With this receive action on the error endpoint we intend to validate that the exception handling was done as expected. We are able to check the error message payload and in addition to that we have access to the Camel internal message headers that indicate the exception handling. Both message payload and message headers are compared to expected values in Citrus.

As a next test step we should provide a proper response message that is used as fallback response. The response is sent back as synchronous response on the seda:errors endpoint saying Hello after error!. The Camel onException block and in detail the default Camel error handler will use this message as final result of the route logic. So finally in our test we can receive the fallback response message as result of our initial direct direct:hello request.

This completes this simple test scenario. We raised an exception and forced the Camel route to perform proper exception handling. With the Citrus endpoints in duty we received the error message and provided a fallback response message which is used as final result of the Camel route.

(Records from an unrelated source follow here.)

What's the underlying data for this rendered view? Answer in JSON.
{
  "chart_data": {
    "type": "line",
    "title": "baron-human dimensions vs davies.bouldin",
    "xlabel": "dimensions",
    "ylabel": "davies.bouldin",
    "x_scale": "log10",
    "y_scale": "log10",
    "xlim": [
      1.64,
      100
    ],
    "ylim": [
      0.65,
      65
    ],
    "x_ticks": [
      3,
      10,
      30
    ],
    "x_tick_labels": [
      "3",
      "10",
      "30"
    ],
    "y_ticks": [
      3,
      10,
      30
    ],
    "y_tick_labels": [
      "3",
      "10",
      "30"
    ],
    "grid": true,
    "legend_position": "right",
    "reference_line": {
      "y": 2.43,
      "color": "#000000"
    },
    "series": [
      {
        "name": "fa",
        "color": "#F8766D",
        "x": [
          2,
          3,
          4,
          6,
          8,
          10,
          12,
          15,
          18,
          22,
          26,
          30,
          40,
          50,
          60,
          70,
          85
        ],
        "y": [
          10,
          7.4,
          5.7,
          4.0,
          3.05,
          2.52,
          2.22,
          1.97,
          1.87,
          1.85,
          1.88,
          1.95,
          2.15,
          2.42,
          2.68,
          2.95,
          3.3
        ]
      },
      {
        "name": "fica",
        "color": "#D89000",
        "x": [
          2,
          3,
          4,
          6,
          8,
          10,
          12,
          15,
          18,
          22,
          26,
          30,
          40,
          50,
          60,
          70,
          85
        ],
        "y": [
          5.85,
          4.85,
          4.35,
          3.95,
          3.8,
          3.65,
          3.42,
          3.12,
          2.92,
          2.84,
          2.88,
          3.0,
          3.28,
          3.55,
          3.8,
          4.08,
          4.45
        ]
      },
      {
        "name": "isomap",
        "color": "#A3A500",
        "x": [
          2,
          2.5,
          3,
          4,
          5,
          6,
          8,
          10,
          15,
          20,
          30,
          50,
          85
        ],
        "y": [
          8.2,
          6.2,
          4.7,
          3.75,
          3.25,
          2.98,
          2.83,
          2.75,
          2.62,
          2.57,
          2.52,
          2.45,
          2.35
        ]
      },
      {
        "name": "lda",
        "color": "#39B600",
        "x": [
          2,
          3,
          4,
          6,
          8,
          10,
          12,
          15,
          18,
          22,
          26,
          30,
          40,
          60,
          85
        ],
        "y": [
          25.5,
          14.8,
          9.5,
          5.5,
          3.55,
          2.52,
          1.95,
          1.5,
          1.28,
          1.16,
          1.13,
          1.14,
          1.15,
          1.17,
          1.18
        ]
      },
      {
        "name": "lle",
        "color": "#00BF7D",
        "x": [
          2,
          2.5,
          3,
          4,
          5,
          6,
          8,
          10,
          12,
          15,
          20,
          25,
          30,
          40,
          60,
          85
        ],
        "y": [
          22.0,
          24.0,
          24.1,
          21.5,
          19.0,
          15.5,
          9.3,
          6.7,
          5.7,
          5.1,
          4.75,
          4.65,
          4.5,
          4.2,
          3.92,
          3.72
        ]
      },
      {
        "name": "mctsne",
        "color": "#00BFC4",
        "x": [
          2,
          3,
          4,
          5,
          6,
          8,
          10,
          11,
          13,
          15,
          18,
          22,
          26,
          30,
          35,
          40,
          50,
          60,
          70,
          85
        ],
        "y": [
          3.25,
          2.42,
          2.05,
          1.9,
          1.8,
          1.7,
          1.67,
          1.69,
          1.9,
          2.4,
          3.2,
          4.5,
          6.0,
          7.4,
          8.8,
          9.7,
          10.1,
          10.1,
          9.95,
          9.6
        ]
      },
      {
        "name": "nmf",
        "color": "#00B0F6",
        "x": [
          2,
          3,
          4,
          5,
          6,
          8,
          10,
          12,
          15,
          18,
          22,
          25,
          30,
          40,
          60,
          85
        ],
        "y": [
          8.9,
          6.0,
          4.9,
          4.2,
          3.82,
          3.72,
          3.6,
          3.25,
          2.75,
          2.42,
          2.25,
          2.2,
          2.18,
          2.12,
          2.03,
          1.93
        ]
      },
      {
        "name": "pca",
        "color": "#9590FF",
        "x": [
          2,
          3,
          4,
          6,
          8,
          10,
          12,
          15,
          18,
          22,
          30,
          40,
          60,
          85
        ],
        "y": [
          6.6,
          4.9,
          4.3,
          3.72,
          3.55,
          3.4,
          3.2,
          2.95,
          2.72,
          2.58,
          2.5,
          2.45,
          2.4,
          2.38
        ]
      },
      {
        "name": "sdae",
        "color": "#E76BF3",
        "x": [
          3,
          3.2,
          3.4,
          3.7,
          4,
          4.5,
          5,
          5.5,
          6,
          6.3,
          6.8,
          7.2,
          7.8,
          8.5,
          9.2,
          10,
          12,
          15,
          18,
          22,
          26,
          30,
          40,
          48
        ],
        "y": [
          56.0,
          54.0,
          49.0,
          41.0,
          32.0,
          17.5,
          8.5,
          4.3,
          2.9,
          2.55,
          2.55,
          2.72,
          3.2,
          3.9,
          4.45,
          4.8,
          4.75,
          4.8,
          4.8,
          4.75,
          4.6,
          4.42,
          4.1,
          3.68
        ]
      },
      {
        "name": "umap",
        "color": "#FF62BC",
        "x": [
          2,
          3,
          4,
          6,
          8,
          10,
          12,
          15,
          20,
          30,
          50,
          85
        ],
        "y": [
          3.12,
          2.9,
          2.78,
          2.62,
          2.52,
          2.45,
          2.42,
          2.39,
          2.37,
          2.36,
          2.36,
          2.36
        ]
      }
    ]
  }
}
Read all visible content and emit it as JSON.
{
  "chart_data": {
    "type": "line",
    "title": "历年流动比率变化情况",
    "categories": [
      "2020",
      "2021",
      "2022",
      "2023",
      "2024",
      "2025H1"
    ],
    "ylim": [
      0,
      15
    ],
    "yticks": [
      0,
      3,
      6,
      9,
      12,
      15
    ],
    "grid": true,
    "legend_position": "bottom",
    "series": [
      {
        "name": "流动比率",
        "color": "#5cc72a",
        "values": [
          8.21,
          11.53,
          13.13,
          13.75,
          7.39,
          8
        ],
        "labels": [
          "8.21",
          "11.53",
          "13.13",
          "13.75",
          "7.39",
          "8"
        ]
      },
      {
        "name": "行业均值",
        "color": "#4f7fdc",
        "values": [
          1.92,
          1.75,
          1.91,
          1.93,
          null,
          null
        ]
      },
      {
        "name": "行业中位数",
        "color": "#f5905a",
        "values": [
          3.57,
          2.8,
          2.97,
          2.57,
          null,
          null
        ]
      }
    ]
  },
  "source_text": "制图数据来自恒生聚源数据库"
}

Error handling in message based enterprise integration scenarios is complex. We need to deal with delivery timeouts, retry strategies and proper transaction handling. This post only showed the top of the iceberg but I hope you got the idea of how to set up automated integration tests with Apache Camel routes. The Citrus framework is focused on providing real message endpoints no matter of what kind or nature (Http, JMS, REST, SOAP, Ftp, XML, JSON, Seda and so on). What we get is automated integration testing with real messages being exchanged on different transports and endpoints.